But a decade of restraint to protect the people and win hearts and minds may have made us lose the ability to focus on the objective in fast-moving conventional war:
Recently I received a disturbing email from a retired friend and former colleague who continues to work on military projects. As part of one such project, he found himself involved in building a wargame focused on future capability requirements. The scenario visualized air-landing a light armored force to seize and hold an enemy airfield some distance away.
The senior officer acting as the game's friendly force commander, a veteran of Iraq and Afghanistan, declined to approve the proposed air assault. His objection, in my friend's words, was that, should the air-landed force suffer casualties enroute to its objective, it would have to immediately halt its advance, assume the defensive, wait for help, work to achieve full situational understanding, and fully sort things out in terms of killed and wounded.
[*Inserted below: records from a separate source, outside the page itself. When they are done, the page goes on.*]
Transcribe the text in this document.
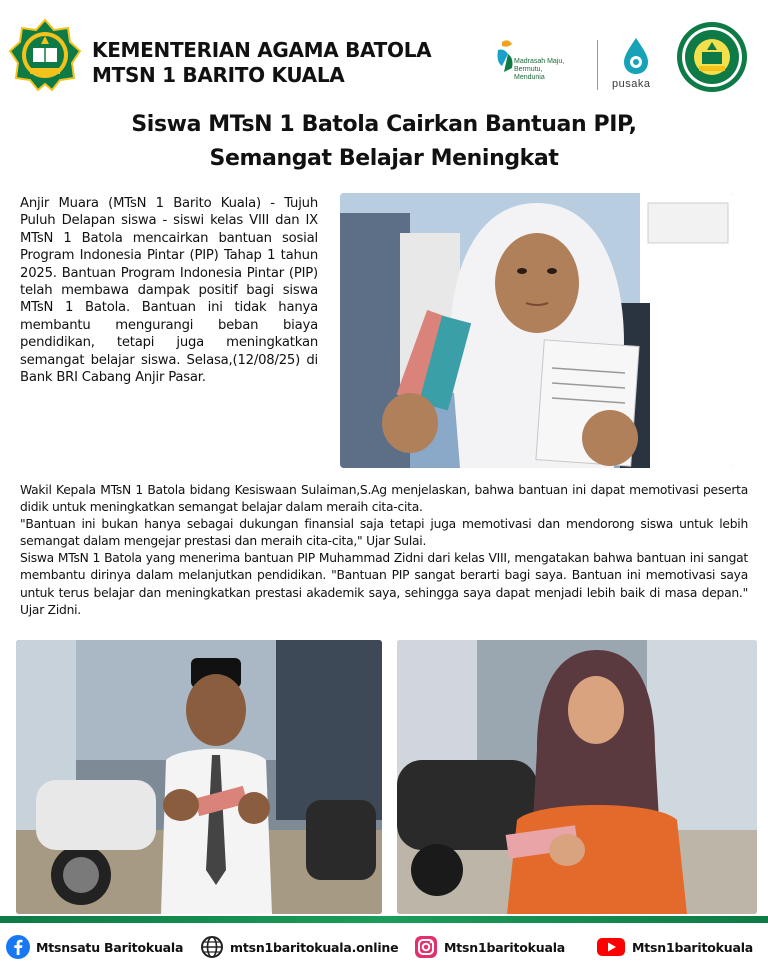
KEMENTERIAN AGAMA BATOLA
MTSN 1 BARITO KUALA
Madrasah Maju,
Bermutu,
Mendunia
pusaka
Siswa MTsN 1 Batola Cairkan Bantuan PIP,
Semangat Belajar Meningkat
Anjir Muara (MTsN 1 Barito Kuala) - Tujuh Puluh Delapan siswa - siswi kelas VIII dan IX MTsN 1 Batola mencairkan bantuan sosial Program Indonesia Pintar (PIP) Tahap 1 tahun 2025. Bantuan Program Indonesia Pintar (PIP) telah membawa dampak positif bagi siswa MTsN 1 Batola. Bantuan ini tidak hanya membantu mengurangi beban biaya pendidikan, tetapi juga meningkatkan semangat belajar siswa. Selasa,(12/08/25) di Bank BRI Cabang Anjir Pasar.

Wakil Kepala MTsN 1 Batola bidang Kesiswaan Sulaiman,S.Ag menjelaskan, bahwa bantuan ini dapat memotivasi peserta didik untuk meningkatkan semangat belajar dalam meraih cita-cita.

"Bantuan ini bukan hanya sebagai dukungan finansial saja tetapi juga memotivasi dan mendorong siswa untuk lebih semangat dalam mengejar prestasi dan meraih cita-cita," Ujar Sulai.

Siswa MTsN 1 Batola yang menerima bantuan PIP Muhammad Zidni dari kelas VIII, mengatakan bahwa bantuan ini sangat membantu dirinya dalam melanjutkan pendidikan. "Bantuan PIP sangat berarti bagi saya. Bantuan ini memotivasi saya untuk terus belajar dan meningkatkan prestasi akademik saya, sehingga saya dapat menjadi lebih baik di masa depan." Ujar Zidni.

Mtsnsatu Baritokuala	mtsn1baritokuala.online	Mtsn1baritokuala	Mtsn1baritokuala
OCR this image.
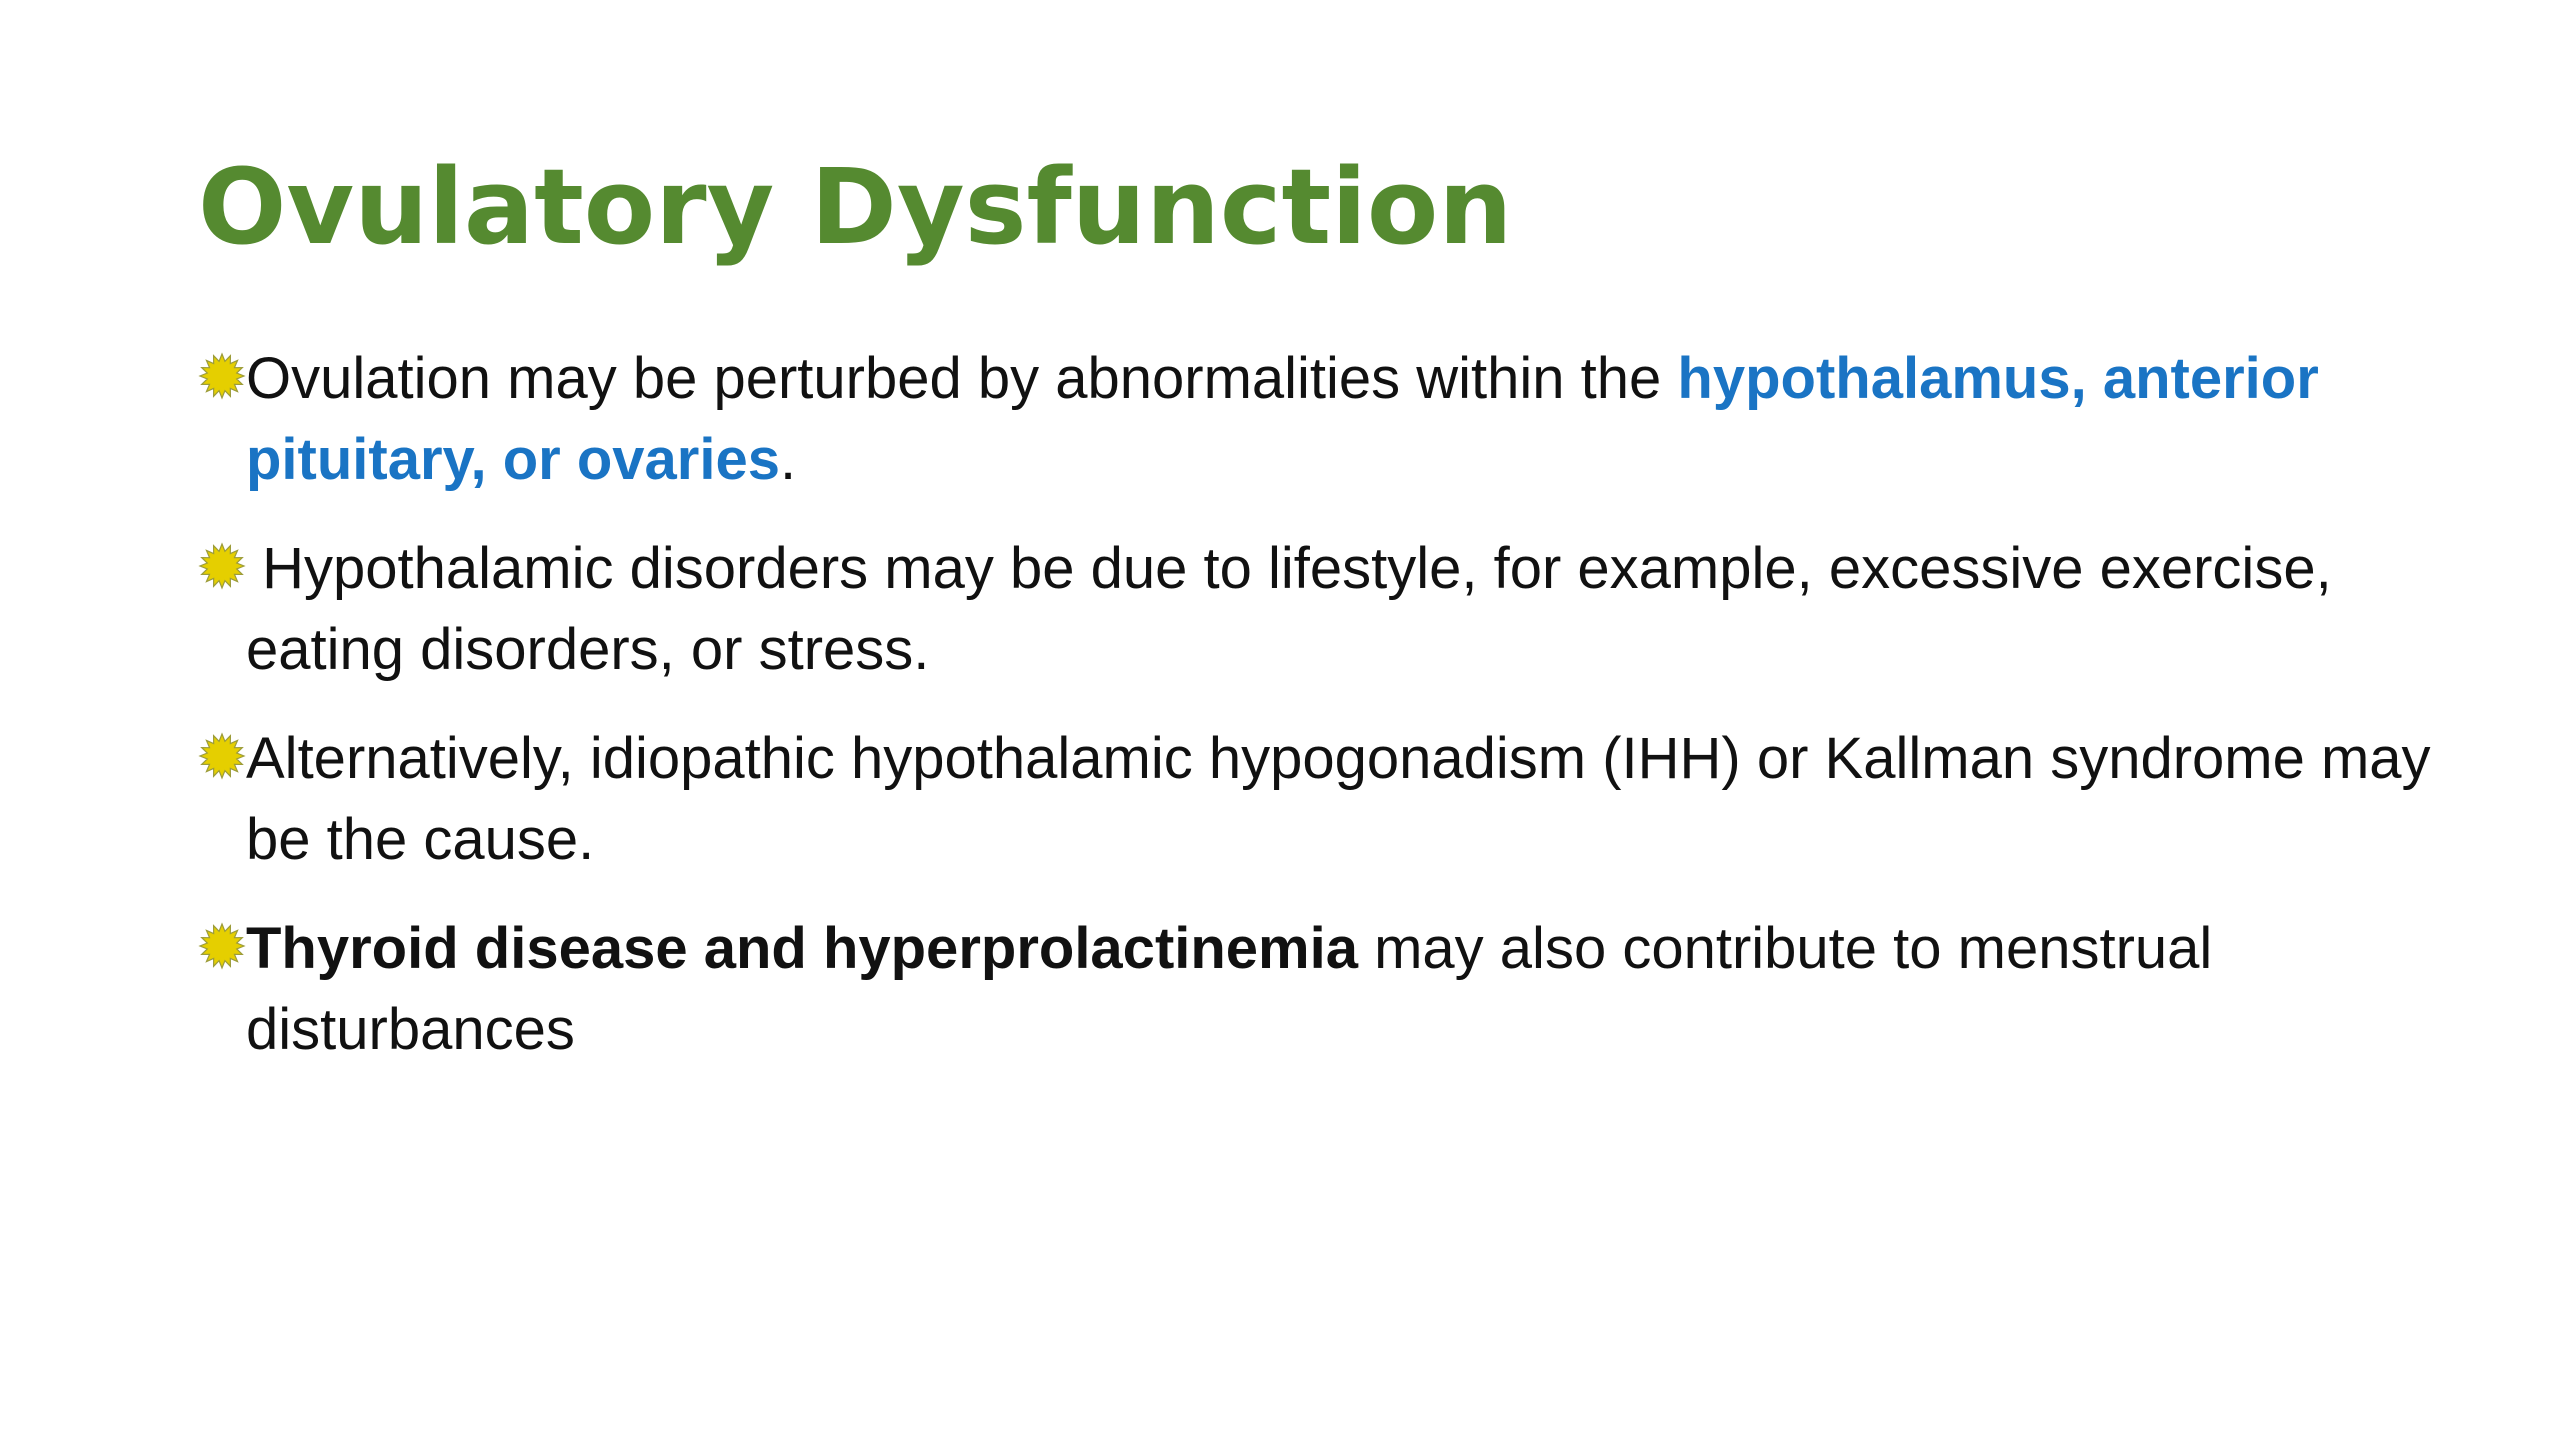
Ovulatory Dysfunction
Ovulation may be perturbed by abnormalities within the hypothalamus, anterior pituitary, or ovaries.
Hypothalamic disorders may be due to lifestyle, for example, excessive exercise, eating disorders, or stress.
Alternatively, idiopathic hypothalamic hypogonadism (IHH) or Kallman syndrome may be the cause.
Thyroid disease and hyperprolactinemia may also contribute to menstrual disturbances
My friend pointed out that the hypothesized mission was a major combat operation, not counter-insurgency, and asked whether that didn't alter the commander's priorities. To which he replied, in effect, No, that's not the way we do it now. We wouldn't fight through to the objective. If we have wounded, we have to do everything possible to save their lives. Doesn't matter whether it's COIN or MCO. If a wounded soldier dies, commanders will be held responsible.
Certainly, the needs of counter-insurgency to separate the people from insurgents by protecting the mostly friendly people with restraint in firepower usage was necessary. This made caution and force protection more prized than audacity and calculated risks. Add to that mentality the increasing factor that everything our troops do on the battlefield is recorded by somebody, somewhere on or above the battlefield, which commanders and troops alike can worry will be Exhibit A in their prosecution.
We need a different mindset for what is known as high-intensity warfare. We need to inflict maximum violence on our enemies in the field to break them, pursue them, and gain our objective. Casualties are the price we pay for the mission in such warfare and we have to face that as the price of doing business. Back in 1997, in a paper on the lessons of the opening months of the Iran-Iraq War for our own Army (bizarrely still available here until that piece of hardware from a company I used to use breaks):
Our soldiers' lives are indeed valuable, and our country's insistence that we minimize risks to them is laudable (as well as being necessary due to the small size of the Army). Undue concern, however, is false compassion and, as was the case for Iraq in 1980, could result in even greater casualties in a prolonged war should we refuse--because of the prospects of battle deaths--to seize an opportunity for early victory.
We had to shift gears mentally to go from the high-speed advance that scattered Iraqi resistance in its wake in March and April of 2003 to the slow, plodding counter-insurgency that eventually broke the back of the various resistance groups by 2008. While we must not forget the hard-won lessons of fighting insurgents, we must remember that breaking organized, conventional foes requires a focus on the mission that we must maintain lest we find ourselves counting a lot more of our dead and retreating from a foe that is not confused about their mission.
In conventional warfare, kill them all. Let the JAGs sort it out after we win. Just please find a way to make sure all that battlefield surveillance video isn't discoverable for over-zealous human rights groups that would jail our troops for daring to win a war.